他にも骨壷や火葬骨なども割と浅い層から出てきました。

・・・今井城について、直接わかっているのはこれだけです。
これだけわからないと燃えますメラメラ

『武蔵名勝図会』に名前が登場する人を調べてみると・・・

今井四郎左衛門尉経家についてはわかりませんあせる
その子孫である宗家は、南北朝時代の人物だとわかりました。

『建武記』(1334年編纂)によると、宗家は武者所結番の四番に結番されたとあります。
武者所は建武新政で宮方の65名で編成された軍団で、後に南朝勢力の中核となりました。

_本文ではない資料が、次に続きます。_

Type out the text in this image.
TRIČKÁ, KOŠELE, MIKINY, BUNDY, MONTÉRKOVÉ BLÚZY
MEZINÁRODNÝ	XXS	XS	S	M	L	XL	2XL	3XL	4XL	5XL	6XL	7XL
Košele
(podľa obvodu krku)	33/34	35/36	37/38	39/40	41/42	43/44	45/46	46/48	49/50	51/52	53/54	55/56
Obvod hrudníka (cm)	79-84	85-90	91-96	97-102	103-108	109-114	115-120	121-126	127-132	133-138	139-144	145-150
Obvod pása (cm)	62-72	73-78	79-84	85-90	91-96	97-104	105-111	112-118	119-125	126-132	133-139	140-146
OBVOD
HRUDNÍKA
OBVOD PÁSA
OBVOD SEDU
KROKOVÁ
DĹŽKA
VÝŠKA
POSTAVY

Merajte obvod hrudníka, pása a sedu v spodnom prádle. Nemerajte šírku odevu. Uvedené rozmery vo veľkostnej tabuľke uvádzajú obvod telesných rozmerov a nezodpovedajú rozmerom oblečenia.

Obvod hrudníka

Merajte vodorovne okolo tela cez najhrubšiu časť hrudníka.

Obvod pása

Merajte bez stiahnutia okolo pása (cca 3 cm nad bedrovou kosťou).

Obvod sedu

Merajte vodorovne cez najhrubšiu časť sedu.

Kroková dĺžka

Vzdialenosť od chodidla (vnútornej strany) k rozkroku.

また、正福寺にあった阿弥陀如来像に「応永二年今井四郎氏為菩提」と書かれていたそうです。
応永二年は、西暦では1395年に当たります。
今はこの阿弥陀如来像は無いそうです。

・・・ということは、1312年より前に築かれ、1522年以降に大きな改修を受けたということですね。
阿弥陀如来像を納めたという正福寺には今井氏のお墓もあります。
ただし、いつ誰のものなのかまではわかりませんでした。

お墓を潰してまで改修するなんて、とても事態が切迫していたということですね。
しかも、ただ潰すのではなく、そのまま埋めてしまうとなると・・・
普通に考えれば戦があったとしか思えません。


ヽ(´ー`)ノ ここからは妄想の世界です ヽ(´ー`)ノ
ヽ(´ー`)ノ 真に受けてドヤ顔で引用しないで下さいね ヽ(´ー`)ノ

今井城の近隣の勢力を見ると、すぐ西に三田氏、すぐ東に金子氏が居ました。

今井氏は入間近辺を本拠とした児玉党の一族です。
血縁的には東側の人間と言えそうです。

一方、遺構の残り具合を見た感じでは、東の方が造りが厳重になっています。
そのため、城の構造的には三田氏寄りな感じがします。

次に勢力図ですが・・・
西の三田氏は山内上杉氏の重臣として活躍していました。
一方、東の金子氏も山内上杉氏に仕えていました。
立場的には三田氏の方が圧倒的に上ですね。

両者とも最終的には後北条氏の傘下となるのですが、その時期が「少し」ズレています。
おいら的にここがポイントだと思います。

三田氏が後北条氏に仕えたのは、河越夜戦が終わった後の1546年です。
これに対し、金子氏が後北条氏に仕えたのは、河越夜戦の最中の1545年です。
その差は1年も無いのですが・・・

北条氏康は、敵対する上杉方の諸将を切り崩そうと必死でした。
氏康が送った書状には、本領の安堵と新恩の地を与えると書かれていたそうです。
金子家長はこの懐柔策に乗り、戦が決着する前に後北条方についたのでした。

大きな戦の最中に、すぐ隣の金子氏が敵方となると・・・
勢力境の防備を固める必要に迫られます。
事態は一刻を争います。

おエライさんの三田氏が命令すれば、一城主が逆らうことなど到底できません。
これが今井城の緊急大改修の背景ではないかと、勝手に想像しました。

また、大改修をするとなると、もう1つ考えられる時期があります。
1563年にあった北条氏照による三田氏攻めです。

金子氏は北条氏照に仕えてから、部将としてめざましい活躍をしていました。
北条氏の配下になってからは、三田氏とは対等以上な立場になったと思われます。

ただし、この時は河越夜戦の時ほどの緊急性は感じられません。
北条氏照が三田氏を攻め始めるまでに2年の猶予がありましたので。

今井氏が滅びた「天正年中」は、少し早いですが、この時ではないかと思います。
三田氏についても、史料によっては「天正の頃」滅びたと記されたものもあります。

その事を裏付けるように、三田氏旧臣で組織された清戸三番衆に、今井氏の名前がありません。